Today jokes
I crashed into the back of a car at the lights today.
A really short guy got out of it and said, “I’m not happy.”
I said, “Well, which one are you then?”
Hey guys, I just wanna say what happened to Kanye; he is one of my favorite rappers, and he’s going through a hard time. I don’t see why people can’t just spread love and kindness like me💕
I think that Kanye was right to say what he said. I completely support him, and I don’t understand why people hate on him for using his 1st amendment, and Yeezy should be sued for it.
Quote of the day: Love bests hate as for hate is the killer of friendships - Collin Kaepernick
Today, I saw my friend go crazy eating her ham sandwich. When she went to the bathroom, I checked inside her ham sandwich, and there were fresh drugs.

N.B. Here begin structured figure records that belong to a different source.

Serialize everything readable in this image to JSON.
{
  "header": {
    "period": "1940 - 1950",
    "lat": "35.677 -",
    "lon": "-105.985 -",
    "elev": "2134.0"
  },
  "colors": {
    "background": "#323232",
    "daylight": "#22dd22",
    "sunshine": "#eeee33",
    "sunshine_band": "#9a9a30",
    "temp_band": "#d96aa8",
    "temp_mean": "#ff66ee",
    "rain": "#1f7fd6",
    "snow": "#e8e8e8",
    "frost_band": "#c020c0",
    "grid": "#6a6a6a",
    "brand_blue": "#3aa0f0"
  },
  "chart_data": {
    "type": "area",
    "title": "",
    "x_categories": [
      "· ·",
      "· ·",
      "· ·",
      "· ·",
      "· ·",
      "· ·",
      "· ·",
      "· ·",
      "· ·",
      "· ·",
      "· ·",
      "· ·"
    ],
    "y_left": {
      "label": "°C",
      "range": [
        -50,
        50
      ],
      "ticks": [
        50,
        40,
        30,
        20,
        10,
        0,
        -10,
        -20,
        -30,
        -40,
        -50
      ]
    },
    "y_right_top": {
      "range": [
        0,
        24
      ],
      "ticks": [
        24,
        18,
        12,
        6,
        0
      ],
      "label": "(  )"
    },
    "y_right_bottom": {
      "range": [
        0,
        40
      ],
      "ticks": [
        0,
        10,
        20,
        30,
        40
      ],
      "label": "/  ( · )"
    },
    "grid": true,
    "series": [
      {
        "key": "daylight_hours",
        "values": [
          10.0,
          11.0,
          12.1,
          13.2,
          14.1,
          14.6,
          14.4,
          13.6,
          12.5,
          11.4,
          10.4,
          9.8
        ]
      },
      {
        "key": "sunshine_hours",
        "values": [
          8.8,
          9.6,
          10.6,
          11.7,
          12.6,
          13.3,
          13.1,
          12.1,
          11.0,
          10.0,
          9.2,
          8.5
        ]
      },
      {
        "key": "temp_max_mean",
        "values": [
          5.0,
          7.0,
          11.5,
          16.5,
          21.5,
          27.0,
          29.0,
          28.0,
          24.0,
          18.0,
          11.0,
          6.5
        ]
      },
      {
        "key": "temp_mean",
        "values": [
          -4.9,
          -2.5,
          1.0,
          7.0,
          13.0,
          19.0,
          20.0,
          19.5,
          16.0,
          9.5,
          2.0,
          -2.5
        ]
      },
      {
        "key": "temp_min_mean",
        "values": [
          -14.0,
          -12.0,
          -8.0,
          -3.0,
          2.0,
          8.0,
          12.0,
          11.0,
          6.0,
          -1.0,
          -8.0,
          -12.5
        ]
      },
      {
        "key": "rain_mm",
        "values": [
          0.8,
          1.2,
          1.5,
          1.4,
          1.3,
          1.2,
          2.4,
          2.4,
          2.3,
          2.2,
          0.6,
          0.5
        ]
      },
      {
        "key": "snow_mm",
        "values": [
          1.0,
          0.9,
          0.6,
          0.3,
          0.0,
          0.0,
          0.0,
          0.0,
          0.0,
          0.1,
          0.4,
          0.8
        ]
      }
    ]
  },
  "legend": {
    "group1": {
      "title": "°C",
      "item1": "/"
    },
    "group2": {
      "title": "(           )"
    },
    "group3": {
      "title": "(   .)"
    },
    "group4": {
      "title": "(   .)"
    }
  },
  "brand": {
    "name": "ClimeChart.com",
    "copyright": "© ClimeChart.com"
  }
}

The pie tasted weird today.
Then I realized that my mother likes cooking pie with human flesh from C town.
Are you twinning today? Because The Rock would be shocked!
One day Billy, Bob, and Doo Da went fishing in a small boat. None of them could swim, and they had no life jackets.
Doo Da suddenly started yelling, "I got one boys!" as he started trying to reel the fish in. It was way too large for him to get onto the boat, and he fell into the water. The fish had a nice meal that night. Billy and Bob were in shock but knew they had to tell Mrs. Doo Da.
Upon arriving at her house, they did rock, paper, scissors on who had to tell her the news. Bob lost. He slowly rang the doorbell, and Mrs. Doo Da answered. "U-uhm.. we...Doo D-Da..f-fish..." Bob stuttered, then he screamed and ran off. Billy went to go retrieve his friend. Billy had a nice little talk with him and slapped him across the face to get him to just say what happened. Soon, the two men returned to Mrs. Doo Da's house and rang the doorbell again. She opened the door and looked at the two men and asked, "I've been trying to call Doo Da, and he hasn't answered, is he ok?" Bob took a deep breath and took a step forward with a smile on his face. He sang, "We went fishing, guess who died, Doo Da, Doo Da. He smiled and he said good bye, we mourn Doo Da today."
Why did the frog take the bus to work today?
His car got toad away.
Mother, father, and a son. Father purchased a robot that can detect lies. The robot slaps when you lie.
During dinner time: Father: Son, what have you done today? Son: I watched Netflix, Dad. Robot: Stood up and slapped the son! Son: Okay! Okay! I watched porn, Dad. Dad: What? You watched porn? You are only 14! I never knew porn till I was 18 years of age. Robot: Stood up and slapped the Dad! Mother: Started to laugh and said "Sure he is your son!" Robot: Stood up and slapped the mother!
Hehe
I got fired from my job today at a banana factory. They said to throw away the bad ones, so I threw away the bent ones.
One day my friend said: "I want tacos from Katie's, you?" and I said no thanks and she left. I never saw her again. Today I remember that I saw her name on TV as one of the victims of suicide, then I remember her and my motto: "If I'm dying, you're dying with me, you got no choice." I NEVER ate tacos from Katie's again.
Today was the worst day of my life. My ex got hit by a bus, and I lost my job as a bus driver.
Today I feel diving. Today I feel penalty. Today I feel tap in. Today I feel ghosting. Today I feel finished. Today I feel a bench warmer... I know what it feels to be discriminated... I was bullied because I am Pristiano Penaldo.
I got barred from Weight Watchers today.
It wasn't my fault; it was the fat ass next to me who spilled her box of Maltesers onto the floor in the middle of the room. All I did was say that it was the funniest game of Hungry Hungry Hippos that I have ever seen.
Today, a kid in a wheelchair was rolling around the class to get away from this one annoying kid, so I told him, "Brayden, just get up and walk away."
Today, I decided to go visit my childhood home. I asked the residents if I could come inside because I was feeling nostalgic, but they refused and slammed the door in my face.
My parents are the worst.
Welcome to the roadkill cafe, where yesterday's crash is today's cash.
Welcome to Morgan's Morgue and Pizzeria where yesterday's loss is today's sauce!
Today I feel Qatari. Today I feel Arab. Today I feel African. Today I feel gay. Today I feel disabled. Today I feel a migrant worker.
What did the customer ask when he went to the cannibal restaurant?
"Who's the special today?"
I got my COVID test today, it says 50. What does that mean? Also, my IQ test came back positive.